Overall survival in this study was 7.3 months, equivalent to other studies of HFRT in unresected BM: a summary of six cohorts by Murai et al., totalling 363 patients, demonstrated median OS post-HFRT of 3–15 months [
33]. The survival of 7.3 months ought to be considered with the fact that initial management for many patients is resection followed by adjuvant cavity radiotherapy [
34]. Only those with advanced extracranial disease, multiple lesions or co-morbidity are selected for non-operative management. Despite the range of benefits of HFRT over SRS, neither appear to confer superior survival, with several retrospective comparative studies of 90–190 patients finding no significant difference [
19,
35,
36,
37], which may be due to the competing risk of extracranial disease on OS. In our study, HFRT conferred a significant and consistent volumetric response which was independently predictive of superior OS.
Although the data demonstrate a role for HFRT in the management of BM, the logistical impact on departmental workload should be considered, with the benefit of low rates of necrosis, pseudoprogression and local failure being balanced against the increased number of patient attendances required for HFRT over SRS [
38] and an increased dose of radiation to normal brain tissue, especially where multiple small-volume BMs are being treated or multiple HFRT courses are required [
39]. Improved planning software and delivery techniques may mitigate these risks through improved dosimetry. Additionally, more data are required to prove whether three- and five-fraction regimens provide equivalent outcomes, reducing the logistical impact.
The interpretations from this study are principally limited by the retrospective audit design and the variability of extracranial disease influencing patient selection.
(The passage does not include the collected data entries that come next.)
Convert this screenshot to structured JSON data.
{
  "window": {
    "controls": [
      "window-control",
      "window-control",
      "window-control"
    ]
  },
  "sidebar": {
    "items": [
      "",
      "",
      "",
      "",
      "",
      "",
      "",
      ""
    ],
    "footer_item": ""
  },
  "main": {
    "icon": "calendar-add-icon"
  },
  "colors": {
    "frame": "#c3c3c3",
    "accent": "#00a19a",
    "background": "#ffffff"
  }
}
There was extensive heterogeneity in the choice of systemic therapy, as patients were being managed by multiple medical oncologists for a range of primary subtypes during an era where immunotherapy and targeted therapies were evolving in clinical practice. Toxicity data are also limited, with an absence of dexamethasone data and diagnosis of late radiation necrosis being dependent upon the timing of the imaging and patient survival. Balancing these features is that all patients were treated uniformly with similar dosing regimens by only two radiation oncologists in units with established follow-up procedures.